Rohan suppressed a groan.
Bryan noticed anyway.
"System bothering you?"
"Yes."
"Good. Means it hasn’t given up."
"Is that how that works?"
"No idea."
Rohan narrowed his eyes.
Bryan smiled faintly.
"I enjoy sounding wise."
"Very old of you."
"I am not old."
"You make ledger noises when you sit down."
Bryan’s smile vanished.
Liora laughed.
That evening, after the storm-silver was stored and the hunt reports filed, Maerin summoned Rohan
to the ash-house inner chamber.
He found her standing before the map.
Four months had added details to the map in his mind that ink alone could not show. He knew the southern marker line now. The cinderback vents. The skarn pocket where he had first found Liora.
The northern shelves where storm-silver grew in dangerous threads. The western route no one used unless forced.
Maerin pointed to an area east of Veyrhold.
A flat region marked with old ship symbols.
"The merchant flats," Rohan said.
"Yes."
"The Gilded Heron lands there."
"Its shuttles do."
He stepped closer.
The region was not far compared to the distances he had crossed on hunts, but the map marked it with several danger signs.
"Why are you showing me this?"
"Because you keep asking about passage."
"I do."
"And because in three months, the Gilded Heron returns."

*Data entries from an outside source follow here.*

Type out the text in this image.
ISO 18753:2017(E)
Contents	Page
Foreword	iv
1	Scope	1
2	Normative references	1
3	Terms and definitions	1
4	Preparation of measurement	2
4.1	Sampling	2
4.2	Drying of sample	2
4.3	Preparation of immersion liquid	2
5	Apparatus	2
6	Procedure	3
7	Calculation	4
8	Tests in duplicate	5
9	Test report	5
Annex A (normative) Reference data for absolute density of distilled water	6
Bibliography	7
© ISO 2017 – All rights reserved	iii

"Seven months from my arrival. I remember."
Maerin nodded.
"Before it comes, Veyrhold sends trade teams to gather high-value stores from restricted sites. Storm-silver. Deep blackstone. Furnace salts. Skarn cores if we can take nests safely."
"That sounds dangerous."
"It is."
"And profitable."
"Yes."
Rohan looked at her.
"You’re inviting me?"
"I am informing you that your name has been proposed for an eastward resource expedition."
That surprised him.
"By who?"
"Bryan."
"That makes sense."
"And Jorren."
"That makes less sense."
"And Liora."
"That makes it suspicious."
"And me."
Rohan stopped.
Maerin still faced the map.
"You trust me that much?"
"No."
"Ah."
"I trust you enough to be useful where I can see you."
"That sounds more like you."
She finally looked at him.
"You have grown stronger. You learn quickly. You listen when danger is explained, after arguing. You have ash-working that may prove valuable in restricted zones. And you are desperate enough to take ugly risks for external value."
"That last one sounds like a flaw."
"It is. It is also why you may accept."